Global relevance of marine organic aerosol as ice nucleating particles

Ice nucleating particles (INPs) lower the supersaturation required and/or increase the temperature at which supercooled droplets start to freeze. They are therefore of particular interest in mixed-phase temperature regimes, where supercooled liquid droplets can persist for extended periods of time in the absence of INPs. When INPs are introduced to such an environment, the cloud can quickly glaciate following the Wegener-Bergeron-Findeisen process and possibly precipitate out, altering its radiative properties. Despite their potential influence on climate, the ice nucleation ability and importance of different aerosol species is still not well understood and is a field of active research.

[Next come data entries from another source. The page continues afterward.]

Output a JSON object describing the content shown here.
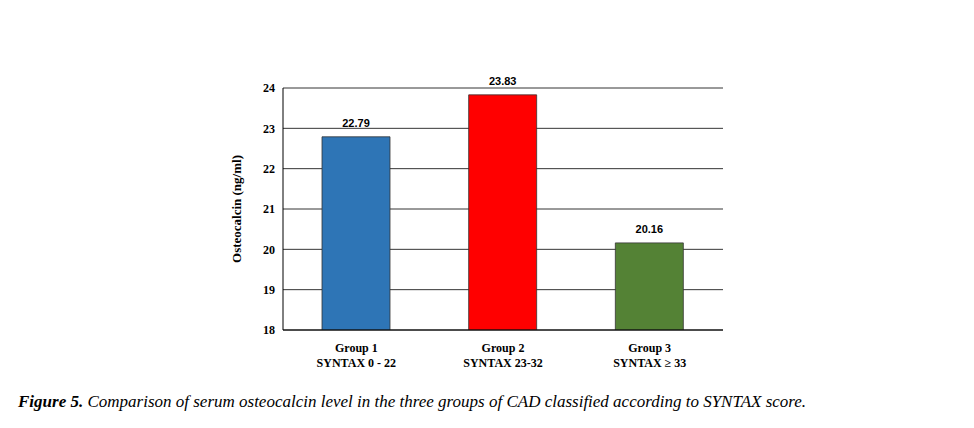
{
  "chart_data": {
    "type": "bar",
    "title": "Figure 5. Comparison of serum osteocalcin level in the three groups of CAD classified according to SYNTAX score.",
    "y_label": "Osteocalcin (ng/ml)",
    "categories": [
      "Group 1\nSYNTAX 0 - 22",
      "Group 2\nSYNTAX 23-32",
      "Group 3\nSYNTAX ≥ 33"
    ],
    "values": [
      22.79,
      23.83,
      20.16
    ],
    "colors": [
      "#2e75b6",
      "#ff0000",
      "#548235"
    ],
    "ylim": [
      18,
      24
    ],
    "yticks": [
      18,
      19,
      20,
      21,
      22,
      23,
      24
    ],
    "grid": true,
    "data_labels": true
  }
}
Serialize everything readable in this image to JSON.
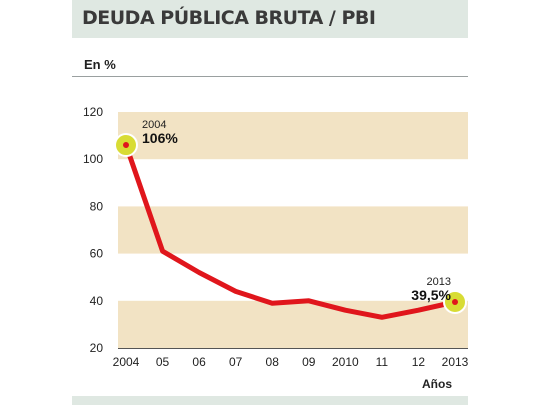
{
  "chart_data": {
    "type": "line",
    "title": "DEUDA PÚBLICA BRUTA / PBI",
    "unit_label": "En %",
    "xlabel": "Años",
    "ylabel": "",
    "categories": [
      "2004",
      "05",
      "06",
      "07",
      "08",
      "09",
      "2010",
      "11",
      "12",
      "2013"
    ],
    "y_ticks": [
      "120",
      "100",
      "80",
      "60",
      "40",
      "20"
    ],
    "ylim": [
      20,
      120
    ],
    "grid": "alternating horizontal bands",
    "series": [
      {
        "values": [
          106,
          61,
          52,
          44,
          39,
          40,
          36,
          33,
          36,
          39.5
        ],
        "color": "#e0161c"
      }
    ],
    "annotations": [
      {
        "category": "2004",
        "year_label": "2004",
        "value_label": "106%"
      },
      {
        "category": "2013",
        "year_label": "2013",
        "value_label": "39,5%"
      }
    ],
    "colors": {
      "band": "#f2e3c4",
      "line": "#e0161c",
      "marker": "#d8dc34",
      "header": "#dfe8e2"
    }
  }
}
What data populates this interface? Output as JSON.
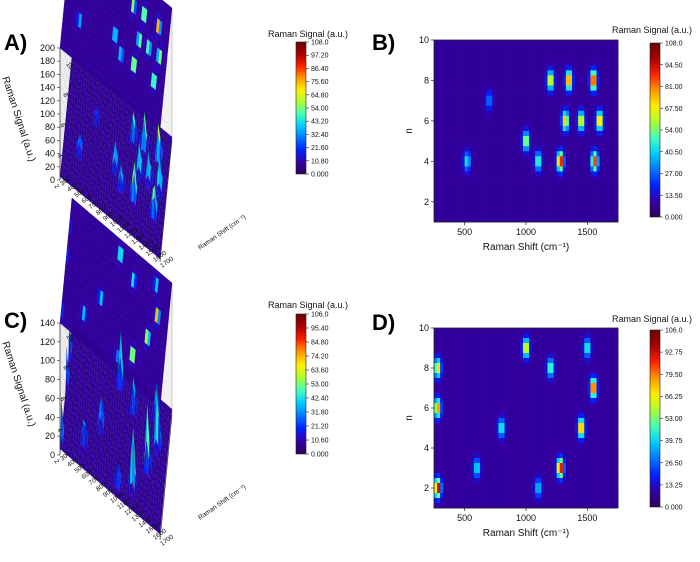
{
  "figure": {
    "palette": [
      "#2a0055",
      "#3300aa",
      "#0022ff",
      "#0077ff",
      "#00ccff",
      "#44ffbb",
      "#aaff33",
      "#ffee00",
      "#ff9900",
      "#ff2200",
      "#aa0000",
      "#6a0000"
    ]
  },
  "chart_data": [
    {
      "panel": "A)",
      "type": "heatmap",
      "view": "3d-surface",
      "zlabel": "Raman Signal (a.u.)",
      "xlabel": "Raman Shift (cm⁻¹)",
      "colorbar_title": "Raman Signal (a.u.)",
      "colorbar_ticks": [
        "108.0",
        "97.20",
        "86.40",
        "75.60",
        "64.80",
        "54.00",
        "43.20",
        "32.40",
        "21.60",
        "10.80",
        "0.000"
      ],
      "z_ticks": [
        "200",
        "180",
        "160",
        "140",
        "120",
        "100",
        "80",
        "60",
        "40",
        "20",
        "0"
      ],
      "x_ticks": [
        "300",
        "400",
        "500",
        "600",
        "700",
        "800",
        "900",
        "1000",
        "1100",
        "1200",
        "1300",
        "1400",
        "1500",
        "1600",
        "1700"
      ],
      "n_ticks": [
        "10",
        "8",
        "6",
        "4",
        "2"
      ],
      "zmax": 108,
      "x_range": [
        300,
        1700
      ],
      "n_range": [
        1,
        10
      ],
      "peaks": [
        {
          "x": 1280,
          "n": 4,
          "z": 95
        },
        {
          "x": 1350,
          "n": 8,
          "z": 90
        },
        {
          "x": 1550,
          "n": 8,
          "z": 100
        },
        {
          "x": 1560,
          "n": 4,
          "z": 85
        },
        {
          "x": 1450,
          "n": 6,
          "z": 70
        },
        {
          "x": 1320,
          "n": 6,
          "z": 75
        },
        {
          "x": 1000,
          "n": 5,
          "z": 60
        },
        {
          "x": 1200,
          "n": 8,
          "z": 70
        },
        {
          "x": 1100,
          "n": 4,
          "z": 50
        },
        {
          "x": 520,
          "n": 4,
          "z": 40
        },
        {
          "x": 700,
          "n": 7,
          "z": 25
        },
        {
          "x": 1600,
          "n": 6,
          "z": 80
        }
      ]
    },
    {
      "panel": "B)",
      "type": "heatmap",
      "xlabel": "Raman Shift (cm⁻¹)",
      "ylabel": "n",
      "colorbar_title": "Raman Signal (a.u.)",
      "colorbar_ticks": [
        "108.0",
        "94.50",
        "81.00",
        "67.50",
        "54.00",
        "40.50",
        "27.00",
        "13.50",
        "0.000"
      ],
      "x_ticks": [
        "500",
        "1000",
        "1500"
      ],
      "y_ticks": [
        "2",
        "4",
        "6",
        "8",
        "10"
      ],
      "x_range": [
        250,
        1750
      ],
      "y_range": [
        1,
        10
      ],
      "zmax": 108,
      "peaks": [
        {
          "x": 1280,
          "n": 4,
          "z": 95
        },
        {
          "x": 1350,
          "n": 8,
          "z": 90
        },
        {
          "x": 1550,
          "n": 8,
          "z": 100
        },
        {
          "x": 1560,
          "n": 4,
          "z": 85
        },
        {
          "x": 1450,
          "n": 6,
          "z": 70
        },
        {
          "x": 1320,
          "n": 6,
          "z": 75
        },
        {
          "x": 1000,
          "n": 5,
          "z": 60
        },
        {
          "x": 1200,
          "n": 8,
          "z": 70
        },
        {
          "x": 1100,
          "n": 4,
          "z": 50
        },
        {
          "x": 520,
          "n": 4,
          "z": 40
        },
        {
          "x": 700,
          "n": 7,
          "z": 25
        },
        {
          "x": 1600,
          "n": 6,
          "z": 80
        }
      ]
    },
    {
      "panel": "C)",
      "type": "heatmap",
      "view": "3d-surface",
      "zlabel": "Raman Signal (a.u.)",
      "xlabel": "Raman Shift (cm⁻¹)",
      "colorbar_title": "Raman Signal (a.u.)",
      "colorbar_ticks": [
        "106.0",
        "95.40",
        "84.80",
        "74.20",
        "63.60",
        "53.00",
        "42.40",
        "31.80",
        "21.20",
        "10.60",
        "0.000"
      ],
      "z_ticks": [
        "140",
        "120",
        "100",
        "80",
        "60",
        "40",
        "20",
        "0"
      ],
      "x_ticks": [
        "300",
        "400",
        "500",
        "600",
        "700",
        "800",
        "900",
        "1000",
        "1100",
        "1200",
        "1300",
        "1400",
        "1500",
        "1600",
        "1700"
      ],
      "n_ticks": [
        "10",
        "8",
        "6",
        "4",
        "2"
      ],
      "zmax": 106,
      "x_range": [
        300,
        1700
      ],
      "n_range": [
        1,
        10
      ],
      "peaks": [
        {
          "x": 280,
          "n": 2,
          "z": 100
        },
        {
          "x": 280,
          "n": 6,
          "z": 80
        },
        {
          "x": 280,
          "n": 8,
          "z": 70
        },
        {
          "x": 1000,
          "n": 9,
          "z": 70
        },
        {
          "x": 1280,
          "n": 3,
          "z": 95
        },
        {
          "x": 1450,
          "n": 5,
          "z": 85
        },
        {
          "x": 1550,
          "n": 7,
          "z": 95
        },
        {
          "x": 1200,
          "n": 8,
          "z": 50
        },
        {
          "x": 800,
          "n": 5,
          "z": 45
        },
        {
          "x": 600,
          "n": 3,
          "z": 40
        },
        {
          "x": 1100,
          "n": 2,
          "z": 35
        },
        {
          "x": 1500,
          "n": 9,
          "z": 45
        }
      ]
    },
    {
      "panel": "D)",
      "type": "heatmap",
      "xlabel": "Raman Shift (cm⁻¹)",
      "ylabel": "n",
      "colorbar_title": "Raman Signal (a.u.)",
      "colorbar_ticks": [
        "106.0",
        "92.75",
        "79.50",
        "66.25",
        "53.00",
        "39.75",
        "26.50",
        "13.25",
        "0.000"
      ],
      "x_ticks": [
        "500",
        "1000",
        "1500"
      ],
      "y_ticks": [
        "2",
        "4",
        "6",
        "8",
        "10"
      ],
      "x_range": [
        250,
        1750
      ],
      "y_range": [
        1,
        10
      ],
      "zmax": 106,
      "peaks": [
        {
          "x": 280,
          "n": 2,
          "z": 100
        },
        {
          "x": 280,
          "n": 6,
          "z": 80
        },
        {
          "x": 280,
          "n": 8,
          "z": 70
        },
        {
          "x": 1000,
          "n": 9,
          "z": 70
        },
        {
          "x": 1280,
          "n": 3,
          "z": 95
        },
        {
          "x": 1450,
          "n": 5,
          "z": 85
        },
        {
          "x": 1550,
          "n": 7,
          "z": 95
        },
        {
          "x": 1200,
          "n": 8,
          "z": 50
        },
        {
          "x": 800,
          "n": 5,
          "z": 45
        },
        {
          "x": 600,
          "n": 3,
          "z": 40
        },
        {
          "x": 1100,
          "n": 2,
          "z": 35
        },
        {
          "x": 1500,
          "n": 9,
          "z": 45
        }
      ]
    }
  ]
}
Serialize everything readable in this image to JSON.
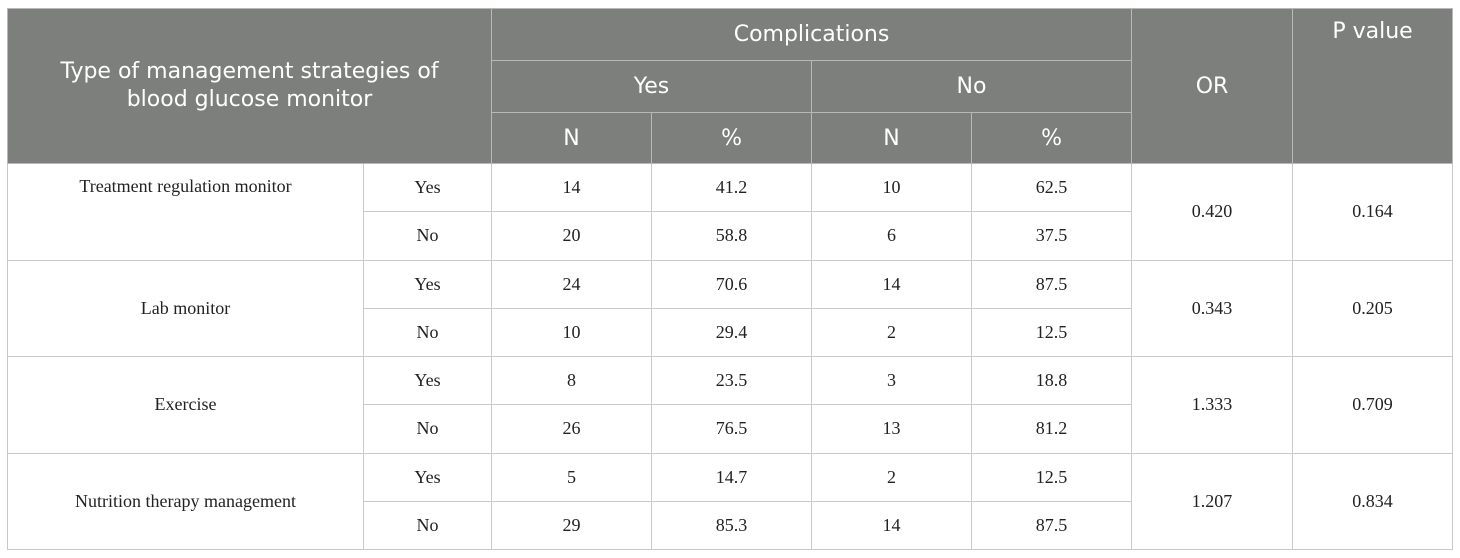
{
  "header": {
    "type_label": "Type of management strategies of blood glucose monitor",
    "complications": "Complications",
    "yes": "Yes",
    "no": "No",
    "n": "N",
    "pct": "%",
    "or": "OR",
    "p_value": "P value"
  },
  "groups": [
    {
      "strategy": "Treatment regulation monitor",
      "or": "0.420",
      "p": "0.164",
      "rows": [
        {
          "answer": "Yes",
          "yes_n": "14",
          "yes_pct": "41.2",
          "no_n": "10",
          "no_pct": "62.5"
        },
        {
          "answer": "No",
          "yes_n": "20",
          "yes_pct": "58.8",
          "no_n": "6",
          "no_pct": "37.5"
        }
      ]
    },
    {
      "strategy": "Lab monitor",
      "or": "0.343",
      "p": "0.205",
      "rows": [
        {
          "answer": "Yes",
          "yes_n": "24",
          "yes_pct": "70.6",
          "no_n": "14",
          "no_pct": "87.5"
        },
        {
          "answer": "No",
          "yes_n": "10",
          "yes_pct": "29.4",
          "no_n": "2",
          "no_pct": "12.5"
        }
      ]
    },
    {
      "strategy": "Exercise",
      "or": "1.333",
      "p": "0.709",
      "rows": [
        {
          "answer": "Yes",
          "yes_n": "8",
          "yes_pct": "23.5",
          "no_n": "3",
          "no_pct": "18.8"
        },
        {
          "answer": "No",
          "yes_n": "26",
          "yes_pct": "76.5",
          "no_n": "13",
          "no_pct": "81.2"
        }
      ]
    },
    {
      "strategy": "Nutrition therapy management",
      "or": "1.207",
      "p": "0.834",
      "rows": [
        {
          "answer": "Yes",
          "yes_n": "5",
          "yes_pct": "14.7",
          "no_n": "2",
          "no_pct": "12.5"
        },
        {
          "answer": "No",
          "yes_n": "29",
          "yes_pct": "85.3",
          "no_n": "14",
          "no_pct": "87.5"
        }
      ]
    }
  ]
}
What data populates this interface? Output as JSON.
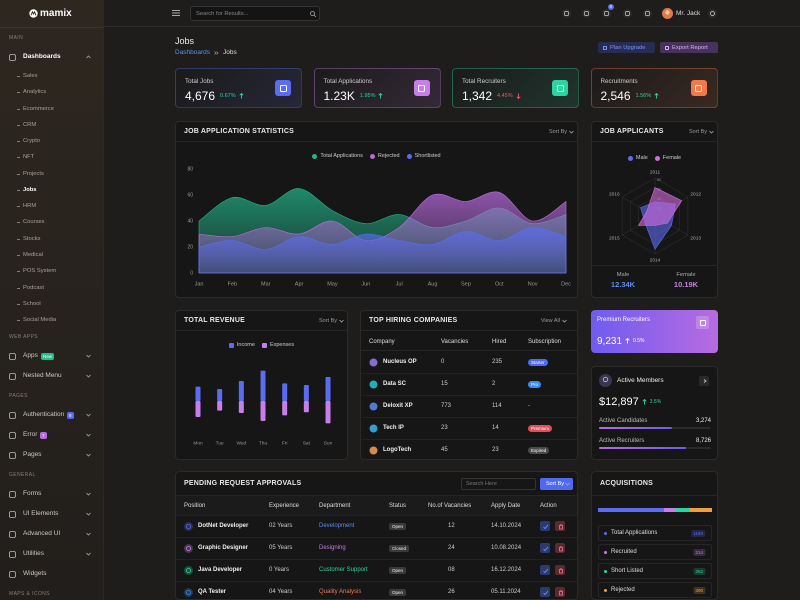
{
  "sidebar": {
    "logo": "mamix",
    "active_child": 7,
    "sections": [
      {
        "title": "MAIN",
        "items": [
          {
            "label": "Dashboards",
            "active": true,
            "submenu": true,
            "children": [
              "Sales",
              "Analytics",
              "Ecommerce",
              "CRM",
              "Crypto",
              "NFT",
              "Projects",
              "Jobs",
              "HRM",
              "Courses",
              "Stocks",
              "Medical",
              "POS System",
              "Podcast",
              "School",
              "Social Media"
            ]
          }
        ]
      },
      {
        "title": "WEB APPS",
        "items": [
          {
            "label": "Apps",
            "badge": "New",
            "badge_color": "#1fbf8f",
            "submenu": true
          },
          {
            "label": "Nested Menu",
            "submenu": true
          }
        ]
      },
      {
        "title": "PAGES",
        "items": [
          {
            "label": "Authentication",
            "badge": "8",
            "badge_color": "#5b6cf0",
            "submenu": true
          },
          {
            "label": "Error",
            "badge": "7",
            "badge_color": "#b86be0",
            "submenu": true
          },
          {
            "label": "Pages",
            "submenu": true
          }
        ]
      },
      {
        "title": "GENERAL",
        "items": [
          {
            "label": "Forms",
            "submenu": true
          },
          {
            "label": "UI Elements",
            "submenu": true
          },
          {
            "label": "Advanced UI",
            "submenu": true
          },
          {
            "label": "Utilities",
            "submenu": true
          },
          {
            "label": "Widgets"
          }
        ]
      },
      {
        "title": "MAPS & ICONS"
      }
    ]
  },
  "header": {
    "search": "Search for Results...",
    "cart_count": "5",
    "user": "Mr. Jack"
  },
  "page": {
    "title": "Jobs",
    "breadcrumb": [
      "Dashboards",
      "Jobs"
    ],
    "buttons": [
      {
        "label": "Plan Upgrade",
        "color": "#7f93ff",
        "bg": "#262c52"
      },
      {
        "label": "Export Report",
        "color": "#d9b2f2",
        "bg": "#46325c"
      }
    ]
  },
  "stats": [
    {
      "label": "Total Jobs",
      "value": "4,676",
      "change": "0.67%",
      "dir": "up",
      "color": "#5b6cf0"
    },
    {
      "label": "Total Applications",
      "value": "1.23K",
      "change": "1.95%",
      "dir": "up",
      "color": "#c77ee8"
    },
    {
      "label": "Total Recruiters",
      "value": "1,342",
      "change": "4.45%",
      "dir": "down",
      "color": "#2dd4a0"
    },
    {
      "label": "Recruitments",
      "value": "2,546",
      "change": "1.56%",
      "dir": "up",
      "color": "#f07a4a"
    }
  ],
  "chart_data": [
    {
      "type": "area",
      "title": "JOB APPLICATION STATISTICS",
      "sort": "Sort By",
      "grid": false,
      "categories": [
        "Jan",
        "Feb",
        "Mar",
        "Apr",
        "May",
        "Jun",
        "Jul",
        "Aug",
        "Sep",
        "Oct",
        "Nov",
        "Dec"
      ],
      "series": [
        {
          "name": "Total Applications",
          "color": "#22b58a",
          "values": [
            40,
            58,
            52,
            65,
            48,
            38,
            45,
            35,
            40,
            50,
            38,
            45
          ]
        },
        {
          "name": "Rejected",
          "color": "#b86be0",
          "values": [
            30,
            28,
            35,
            30,
            40,
            25,
            35,
            60,
            55,
            62,
            40,
            55
          ]
        },
        {
          "name": "Shortlisted",
          "color": "#5b6cf0",
          "values": [
            20,
            25,
            18,
            28,
            22,
            30,
            25,
            22,
            32,
            25,
            35,
            28
          ]
        }
      ],
      "ylim": [
        0,
        80
      ],
      "yticks": [
        0,
        20,
        40,
        60,
        80
      ]
    },
    {
      "type": "radar",
      "title": "JOB APPLICANTS",
      "sort": "Sort By",
      "categories": [
        "2011",
        "2012",
        "2013",
        "2014",
        "2015",
        "2016"
      ],
      "series": [
        {
          "name": "Male",
          "color": "#5b6cf0",
          "values": [
            30,
            50,
            40,
            70,
            25,
            35
          ]
        },
        {
          "name": "Female",
          "color": "#d36ce0",
          "values": [
            60,
            65,
            30,
            20,
            40,
            20
          ]
        }
      ],
      "rlim": [
        0,
        80
      ],
      "rticks": [
        20,
        40,
        60,
        80
      ],
      "summary": [
        {
          "label": "Male",
          "value": "12.34K",
          "color": "#5b8cf0"
        },
        {
          "label": "Female",
          "value": "10.19K",
          "color": "#c77ee8"
        }
      ]
    },
    {
      "type": "bar",
      "title": "TOTAL REVENUE",
      "sort": "Sort By",
      "categories": [
        "Mon",
        "Tue",
        "Wed",
        "Thu",
        "Fri",
        "Sat",
        "Sun"
      ],
      "series": [
        {
          "name": "Income",
          "color": "#5b6cf0",
          "values": [
            18,
            15,
            25,
            38,
            22,
            20,
            30
          ]
        },
        {
          "name": "Expenses",
          "color": "#c77ee8",
          "values": [
            -20,
            -12,
            -15,
            -25,
            -18,
            -14,
            -28
          ]
        }
      ],
      "ylim": [
        -50,
        50
      ]
    }
  ],
  "hiring": {
    "title": "TOP HIRING COMPANIES",
    "link": "View All",
    "columns": [
      "Company",
      "Vacancies",
      "Hired",
      "Subscription"
    ],
    "rows": [
      {
        "company": "Nucleus OP",
        "vacancies": "0",
        "hired": "235",
        "subscription": "Starter",
        "badge": "#4f6af0",
        "icon": "#9c7cf0"
      },
      {
        "company": "Data SC",
        "vacancies": "15",
        "hired": "2",
        "subscription": "Pro",
        "badge": "#3a8ef0",
        "icon": "#2dc5d4"
      },
      {
        "company": "Deloxit XP",
        "vacancies": "773",
        "hired": "114",
        "subscription": "-",
        "icon": "#5b8cf0"
      },
      {
        "company": "Tech IP",
        "vacancies": "23",
        "hired": "14",
        "subscription": "Premium",
        "badge": "#e0505b",
        "icon": "#3ab8f0"
      },
      {
        "company": "LogoTech",
        "vacancies": "45",
        "hired": "23",
        "subscription": "Expired",
        "badge": "#4a4a4a",
        "icon": "#f0a05a"
      }
    ]
  },
  "premium": {
    "title": "Premium Recruiters",
    "value": "9,231",
    "change": "0.5%"
  },
  "members": {
    "title": "Active Members",
    "value": "$12,897",
    "change": "3.5%",
    "rows": [
      {
        "label": "Active Candidates",
        "value": "3,274"
      },
      {
        "label": "Active Recruiters",
        "value": "8,726"
      }
    ]
  },
  "pending": {
    "title": "PENDING REQUEST APPROVALS",
    "search": "Search Here",
    "sort": "Sort By",
    "columns": [
      "Position",
      "Experience",
      "Department",
      "Status",
      "No.of Vacancies",
      "Apply Date",
      "Action"
    ],
    "rows": [
      {
        "position": "DotNet Developer",
        "experience": "02 Years",
        "department": "Development",
        "dept_color": "#5b8cf0",
        "status": "Open",
        "vacancies": "12",
        "date": "14.10.2024",
        "icon": "#5b6cf0"
      },
      {
        "position": "Graphic Designer",
        "experience": "05 Years",
        "department": "Designing",
        "dept_color": "#c77ee8",
        "status": "Closed",
        "vacancies": "24",
        "date": "10.08.2024",
        "icon": "#c77ee8"
      },
      {
        "position": "Java Developer",
        "experience": "0 Years",
        "department": "Customer Support",
        "dept_color": "#2dd4a0",
        "status": "Open",
        "vacancies": "08",
        "date": "16.12.2024",
        "icon": "#2dd4a0"
      },
      {
        "position": "QA Tester",
        "experience": "04 Years",
        "department": "Quality Analysis",
        "dept_color": "#f07a4a",
        "status": "Open",
        "vacancies": "26",
        "date": "05.11.2024",
        "icon": "#3a8ef0"
      }
    ]
  },
  "acquisitions": {
    "title": "ACQUISITIONS",
    "items": [
      {
        "label": "Total Applications",
        "value": 1180,
        "color": "#5b6cf0"
      },
      {
        "label": "Recruited",
        "value": 214,
        "color": "#c77ee8"
      },
      {
        "label": "Short Listed",
        "value": 262,
        "color": "#2dd4a0"
      },
      {
        "label": "Rejected",
        "value": 390,
        "color": "#f0a03a"
      }
    ]
  }
}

In this study we used the aerosol-climate model ECHAM-HAM to examine the global relevance of marine organic aerosols (MOA), which have drawn much interest in recent years as a potentially important INP in remote marine regions. We address the uncertainties in emission and ice nucleation activity of MOA with a range of reasonable set-ups and find a wide range of resulting MOA burdens. The relative importance of MOA as an INP compared to dust is investigated and found to depend strongly on the type of ice nucleation parametrisation scheme chosen. Regardless, MOA was not found to affect the microphysical properties of clouds or the radiative balance significantly, due to its relatively weak ice activity and a low sensitivity of cloud ice properties to heterogeneous ice nucleation in our model.